ADRIANA: Na verdade, o Oceano Atlântico ficou pequeno. Não percebo mais essa distância. Há muitos anos, de 10 a 15 anos, que eu falo de economia colaborativa, de economia criativa, e em São Paulo parece que eu estou pregando no deserto. Cheguei a pensar que eu era só uma sonhadora, que isso não era possível.
Mas eu sempre tive certeza de que esse era o caminho do futuro, mesmo quando ninguém falava disso. Talvez o brasileiro ainda não esteja totalmente preparado.
Quando eu comecei a falar de montar um negócio com o Paulo, eu perguntei “o que é propósito para você?”.

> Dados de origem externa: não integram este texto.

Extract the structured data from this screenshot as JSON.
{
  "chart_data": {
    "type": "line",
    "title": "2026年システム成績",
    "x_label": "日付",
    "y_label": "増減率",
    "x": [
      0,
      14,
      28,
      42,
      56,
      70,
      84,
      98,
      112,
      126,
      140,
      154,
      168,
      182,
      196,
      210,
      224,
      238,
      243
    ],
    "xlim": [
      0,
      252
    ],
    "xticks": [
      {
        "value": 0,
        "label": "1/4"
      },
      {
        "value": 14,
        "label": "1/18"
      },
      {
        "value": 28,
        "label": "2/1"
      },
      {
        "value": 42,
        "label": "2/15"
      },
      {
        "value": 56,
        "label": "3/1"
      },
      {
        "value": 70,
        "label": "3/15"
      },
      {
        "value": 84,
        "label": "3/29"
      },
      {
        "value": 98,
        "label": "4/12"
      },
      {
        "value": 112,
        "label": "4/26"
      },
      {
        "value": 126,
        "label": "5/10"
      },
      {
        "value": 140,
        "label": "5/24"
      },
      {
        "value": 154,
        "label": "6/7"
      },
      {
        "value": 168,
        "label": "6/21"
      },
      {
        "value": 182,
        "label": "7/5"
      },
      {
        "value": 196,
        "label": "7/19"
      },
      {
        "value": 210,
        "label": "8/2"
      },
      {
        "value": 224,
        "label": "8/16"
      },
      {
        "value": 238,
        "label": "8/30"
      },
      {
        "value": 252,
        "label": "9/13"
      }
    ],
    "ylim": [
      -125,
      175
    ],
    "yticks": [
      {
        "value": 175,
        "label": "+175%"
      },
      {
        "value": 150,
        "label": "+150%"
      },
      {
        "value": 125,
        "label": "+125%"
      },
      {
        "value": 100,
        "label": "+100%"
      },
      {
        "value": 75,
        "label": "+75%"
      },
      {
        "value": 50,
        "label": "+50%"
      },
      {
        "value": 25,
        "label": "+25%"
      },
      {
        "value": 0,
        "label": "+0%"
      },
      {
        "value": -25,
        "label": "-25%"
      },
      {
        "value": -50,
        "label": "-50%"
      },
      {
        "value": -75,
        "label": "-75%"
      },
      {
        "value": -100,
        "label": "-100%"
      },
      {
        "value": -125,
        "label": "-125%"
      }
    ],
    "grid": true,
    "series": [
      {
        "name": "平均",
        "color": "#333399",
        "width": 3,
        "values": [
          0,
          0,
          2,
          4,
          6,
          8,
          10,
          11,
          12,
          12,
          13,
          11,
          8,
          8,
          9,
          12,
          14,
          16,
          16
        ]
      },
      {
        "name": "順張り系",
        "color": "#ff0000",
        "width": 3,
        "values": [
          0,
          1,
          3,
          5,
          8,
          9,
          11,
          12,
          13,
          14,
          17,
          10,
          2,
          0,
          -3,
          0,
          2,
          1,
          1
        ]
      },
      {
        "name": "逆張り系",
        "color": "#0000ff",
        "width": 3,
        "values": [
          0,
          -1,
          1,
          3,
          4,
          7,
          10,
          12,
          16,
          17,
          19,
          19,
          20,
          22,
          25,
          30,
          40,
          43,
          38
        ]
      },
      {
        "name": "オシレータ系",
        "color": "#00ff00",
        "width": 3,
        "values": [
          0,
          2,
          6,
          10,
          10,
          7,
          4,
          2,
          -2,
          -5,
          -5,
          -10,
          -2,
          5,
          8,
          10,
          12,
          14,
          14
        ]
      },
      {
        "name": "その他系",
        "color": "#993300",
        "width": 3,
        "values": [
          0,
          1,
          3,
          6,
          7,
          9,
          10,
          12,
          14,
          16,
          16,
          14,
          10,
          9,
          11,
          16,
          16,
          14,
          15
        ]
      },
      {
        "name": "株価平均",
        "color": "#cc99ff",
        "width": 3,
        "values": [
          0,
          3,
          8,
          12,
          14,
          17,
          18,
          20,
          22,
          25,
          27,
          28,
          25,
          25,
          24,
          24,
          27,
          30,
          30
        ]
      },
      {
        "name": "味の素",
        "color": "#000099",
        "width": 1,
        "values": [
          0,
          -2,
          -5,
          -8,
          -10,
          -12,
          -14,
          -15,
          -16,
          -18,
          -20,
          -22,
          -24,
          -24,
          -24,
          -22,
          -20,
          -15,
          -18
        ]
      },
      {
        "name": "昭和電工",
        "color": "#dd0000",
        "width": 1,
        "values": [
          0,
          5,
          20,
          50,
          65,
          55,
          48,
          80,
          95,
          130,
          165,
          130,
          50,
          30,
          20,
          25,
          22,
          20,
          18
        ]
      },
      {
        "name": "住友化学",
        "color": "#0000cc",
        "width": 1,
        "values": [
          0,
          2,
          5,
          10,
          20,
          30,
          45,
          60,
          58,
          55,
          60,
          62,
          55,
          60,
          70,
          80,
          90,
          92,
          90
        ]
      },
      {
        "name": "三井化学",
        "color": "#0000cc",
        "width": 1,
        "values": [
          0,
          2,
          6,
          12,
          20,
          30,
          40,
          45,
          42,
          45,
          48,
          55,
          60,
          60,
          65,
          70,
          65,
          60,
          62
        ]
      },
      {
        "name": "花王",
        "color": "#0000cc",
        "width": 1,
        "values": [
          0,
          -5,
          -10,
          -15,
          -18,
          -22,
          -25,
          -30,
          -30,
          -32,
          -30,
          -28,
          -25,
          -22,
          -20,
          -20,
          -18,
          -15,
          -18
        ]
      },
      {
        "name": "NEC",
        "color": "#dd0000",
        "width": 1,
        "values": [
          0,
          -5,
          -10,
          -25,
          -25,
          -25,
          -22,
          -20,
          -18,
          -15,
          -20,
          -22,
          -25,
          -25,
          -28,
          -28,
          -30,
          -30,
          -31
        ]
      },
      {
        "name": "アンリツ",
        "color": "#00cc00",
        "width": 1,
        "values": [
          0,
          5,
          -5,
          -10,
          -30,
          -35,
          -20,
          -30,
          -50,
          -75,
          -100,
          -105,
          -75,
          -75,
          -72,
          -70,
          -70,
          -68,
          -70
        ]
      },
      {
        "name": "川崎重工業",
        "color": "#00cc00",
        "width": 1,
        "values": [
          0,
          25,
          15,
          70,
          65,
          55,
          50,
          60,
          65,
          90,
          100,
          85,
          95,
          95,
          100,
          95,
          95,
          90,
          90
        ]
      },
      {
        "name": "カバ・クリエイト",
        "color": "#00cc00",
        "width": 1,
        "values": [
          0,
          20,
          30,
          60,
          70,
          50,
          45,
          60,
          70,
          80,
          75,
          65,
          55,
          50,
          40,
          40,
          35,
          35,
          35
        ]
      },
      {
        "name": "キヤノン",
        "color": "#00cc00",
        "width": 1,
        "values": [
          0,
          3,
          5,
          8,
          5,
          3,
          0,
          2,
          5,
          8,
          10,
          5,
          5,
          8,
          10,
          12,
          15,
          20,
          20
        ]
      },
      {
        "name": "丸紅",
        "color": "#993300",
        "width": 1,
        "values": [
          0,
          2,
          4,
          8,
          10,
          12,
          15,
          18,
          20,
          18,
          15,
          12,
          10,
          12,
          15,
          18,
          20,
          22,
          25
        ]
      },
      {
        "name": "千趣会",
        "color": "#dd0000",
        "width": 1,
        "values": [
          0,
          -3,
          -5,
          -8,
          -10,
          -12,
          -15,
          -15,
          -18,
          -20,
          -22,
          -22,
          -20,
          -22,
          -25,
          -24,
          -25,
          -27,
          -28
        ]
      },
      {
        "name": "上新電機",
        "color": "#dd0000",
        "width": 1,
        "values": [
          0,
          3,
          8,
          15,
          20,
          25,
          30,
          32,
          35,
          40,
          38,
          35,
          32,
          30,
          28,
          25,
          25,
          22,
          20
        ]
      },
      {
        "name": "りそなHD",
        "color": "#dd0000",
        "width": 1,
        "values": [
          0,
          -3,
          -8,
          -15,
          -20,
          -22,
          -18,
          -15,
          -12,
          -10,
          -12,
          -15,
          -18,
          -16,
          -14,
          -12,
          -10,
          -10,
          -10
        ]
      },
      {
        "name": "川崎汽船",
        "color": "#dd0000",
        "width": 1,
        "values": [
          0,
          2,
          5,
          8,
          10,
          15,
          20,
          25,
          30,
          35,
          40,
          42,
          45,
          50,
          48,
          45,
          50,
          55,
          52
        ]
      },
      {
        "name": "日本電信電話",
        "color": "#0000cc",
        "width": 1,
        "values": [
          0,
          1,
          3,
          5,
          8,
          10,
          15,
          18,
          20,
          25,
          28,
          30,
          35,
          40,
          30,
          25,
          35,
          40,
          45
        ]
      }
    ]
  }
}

Porque eu sempre falo muito isso, que o que une como sócio, amigo, parente ou qualquer pessoa em torno de um projeto é o propósito. Se não tem o mesmo propósito, não adianta ter o dinheiro, não adianta ter a boa ideia. Aí nós chegamos a uma conclusão, que o que nos movia era construir um grande legado, era impactar positivamente o maior número possível de pessoas. Aí ficou fácil. Porque na hora que você sabe o que você quer, você já enxerga onde você quer estar, como você quer estar e com quem você quer estar. E aí o tamanho da distância não interfere.